WEED AND INSECT CONTROL IN CRANBERRY BEDS
Horticultural Crops Research
2013 Annual Report
1a.Objectives (from AD-416):
1. Develop and assess new controls for perennial weeds in cranberry beds.
2. Develop and assess controls for blackvine weevil in cranberry beds.
3. Assess organophosphate alternatives for insecticide management on cranberry beds.
1b.Approach (from AD-416):
Field trials will be implemented across numerous growers’ cranberry beds infested with yellow loosestrife (Lysimachia terrestris). Trials will consist of mesotrione, rimsulfuron and quinclorac applied alone and in all herbicide combinations. Research will be conducted to assess adulticides and larvicides for the control of blackvine weevil. Adulticides - each treatment will be applied at the first sign of adult emergence. Larvicides - treatments will be applied to weevil-infested cranberry beds at the end of egg laying in August. Research will be conducted to assess if any of the new alternative insecticide chemistries are as effective for fireworm control as organophosphates when applications are made via chemigation. Documents Grant with Washington State University. Formerly 5358-22000-032-15G (12/10). Formerly 5358-22000-036-04G (8/2011).
This research was conducted in support of NP 304 objective 3B of the parent project. Results on herbicide screening trials in 2012 and 2013 indicate that the herbicide indaziflam provided excellent long-term pre-emergent control of several important weeds in cranberries with no crop phytotoxicity. This chemistry, because of its efficacy, crop safety, and registrant support, has excellent registration potential for cranberries. The herbicides chlorimuron and quinclorac provided year-after treatment control of Lysimachia terrestris, the main cranberry weed pest in PNW cranberries. A full registration was obtained for quinclorac and for chlorimuron. Both herbicides received rapid widespread adoption by the industry in Oregon and Washington.
Trials were conducted to assess efficacy of blackvine weevil larvicides and adulticides. Spring-applied Metarhizium anisopliae strain F52 was efficacious as a larvicide. Numerous other chemistries were assessed for adulticidal activity following foliar feeding; none were overly effective. Fenpropathrin, however, had good adult knockdown activity.

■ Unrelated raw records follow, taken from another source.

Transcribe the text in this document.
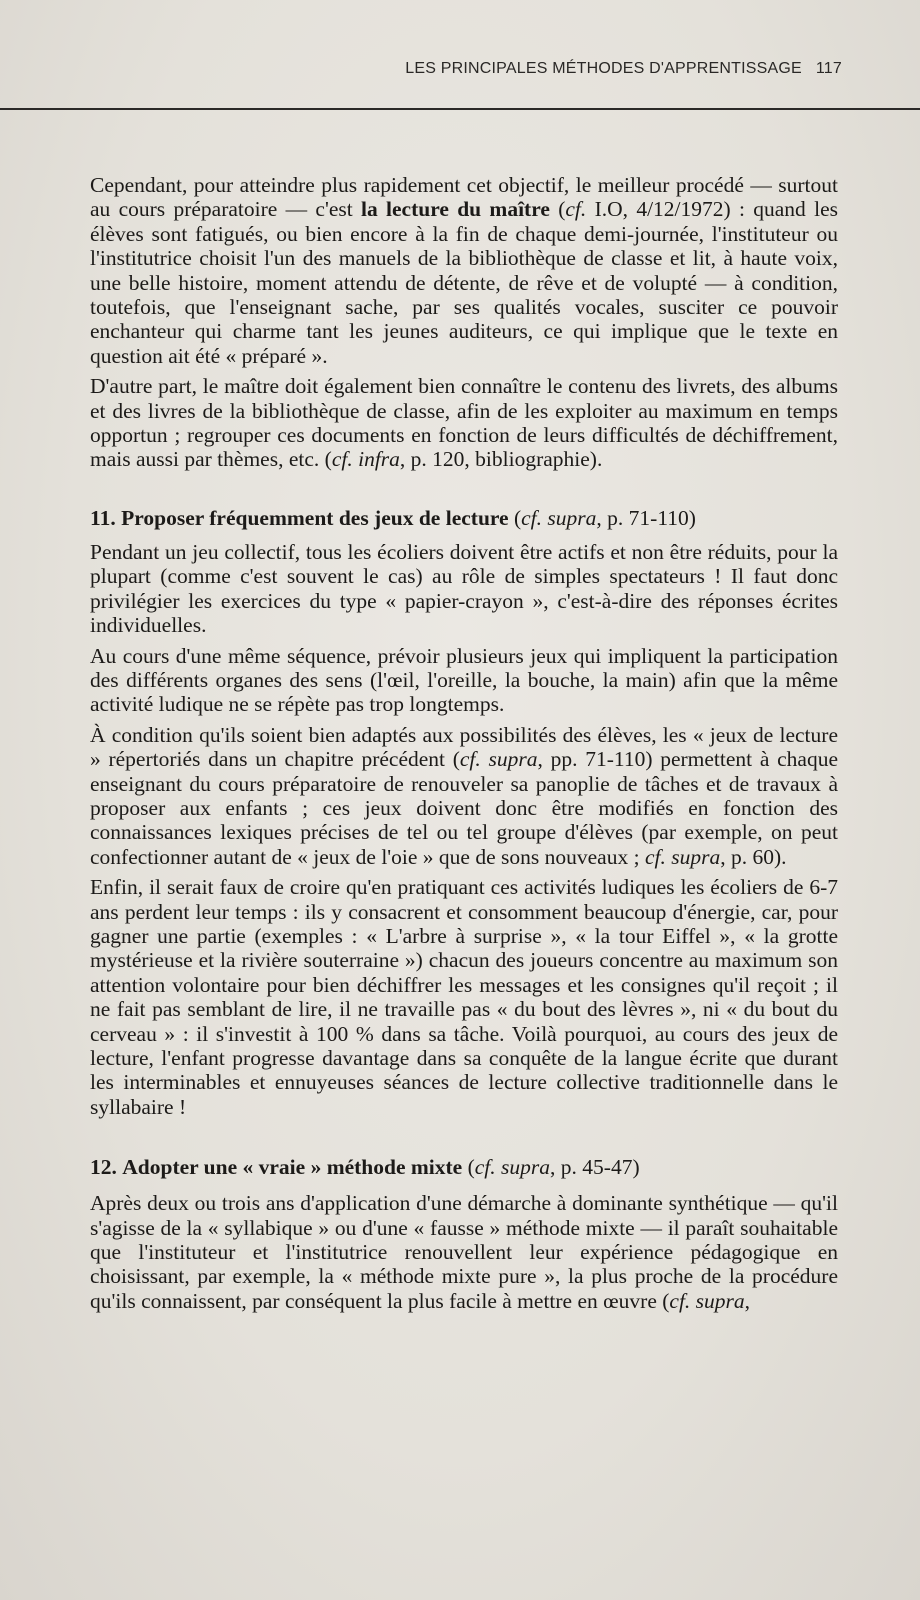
LES PRINCIPALES MÉTHODES D'APPRENTISSAGE 117

Cependant, pour atteindre plus rapidement cet objectif, le meilleur procédé — surtout au cours préparatoire — c'est la lecture du maître (cf. I.O, 4/12/1972) : quand les élèves sont fatigués, ou bien encore à la fin de chaque demi-journée, l'instituteur ou l'institutrice choisit l'un des manuels de la bibliothèque de classe et lit, à haute voix, une belle histoire, moment attendu de détente, de rêve et de volupté — à condition, toutefois, que l'enseignant sache, par ses qualités vocales, susciter ce pouvoir enchanteur qui charme tant les jeunes auditeurs, ce qui implique que le texte en question ait été « préparé ».

D'autre part, le maître doit également bien connaître le contenu des livrets, des albums et des livres de la bibliothèque de classe, afin de les exploiter au maximum en temps opportun ; regrouper ces documents en fonction de leurs difficultés de déchiffrement, mais aussi par thèmes, etc. (cf. infra, p. 120, bibliographie).

11. Proposer fréquemment des jeux de lecture (cf. supra, p. 71-110)

Pendant un jeu collectif, tous les écoliers doivent être actifs et non être réduits, pour la plupart (comme c'est souvent le cas) au rôle de simples spectateurs ! Il faut donc privilégier les exercices du type « papier-crayon », c'est-à-dire des réponses écrites individuelles.

Au cours d'une même séquence, prévoir plusieurs jeux qui impliquent la participation des différents organes des sens (l'œil, l'oreille, la bouche, la main) afin que la même activité ludique ne se répète pas trop longtemps.

À condition qu'ils soient bien adaptés aux possibilités des élèves, les « jeux de lecture » répertoriés dans un chapitre précédent (cf. supra, pp. 71-110) permettent à chaque enseignant du cours préparatoire de renouveler sa panoplie de tâches et de travaux à proposer aux enfants ; ces jeux doivent donc être modifiés en fonction des connaissances lexiques précises de tel ou tel groupe d'élèves (par exemple, on peut confectionner autant de « jeux de l'oie » que de sons nouveaux ; cf. supra, p. 60).

Enfin, il serait faux de croire qu'en pratiquant ces activités ludiques les écoliers de 6-7 ans perdent leur temps : ils y consacrent et consomment beaucoup d'énergie, car, pour gagner une partie (exemples : « L'arbre à surprise », « la tour Eiffel », « la grotte mystérieuse et la rivière souterraine ») chacun des joueurs concentre au maximum son attention volontaire pour bien déchiffrer les messages et les consignes qu'il reçoit ; il ne fait pas semblant de lire, il ne travaille pas « du bout des lèvres », ni « du bout du cerveau » : il s'investit à 100 % dans sa tâche. Voilà pourquoi, au cours des jeux de lecture, l'enfant progresse davantage dans sa conquête de la langue écrite que durant les interminables et ennuyeuses séances de lecture collective traditionnelle dans le syllabaire !

12. Adopter une « vraie » méthode mixte (cf. supra, p. 45-47)

Après deux ou trois ans d'application d'une démarche à dominante synthétique — qu'il s'agisse de la « syllabique » ou d'une « fausse » méthode mixte — il paraît souhaitable que l'instituteur et l'institutrice renouvellent leur expérience pédagogique en choisissant, par exemple, la « méthode mixte pure », la plus proche de la procédure qu'ils connaissent, par conséquent la plus facile à mettre en œuvre (cf. supra,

Multiple whole-farm trials for chemigation treatment of blackheaded fireworm (BHFW) using rynaxypyr, methoxyfenozide and spinetoram, were conducted. All chemistries had excellent efficacy as larvicides. These trials were conducted as paired studies comparing conventional OP insecticides. Efficacy was comparable, but the reduced-risk farms had greater populations of beneficial insects. In small trial studies, rynaxypyr had up to 21 days of field activity; methoxyfenozide had 14 days. Both chemistries had activity on neonatal larva when applied prior to egg hatch.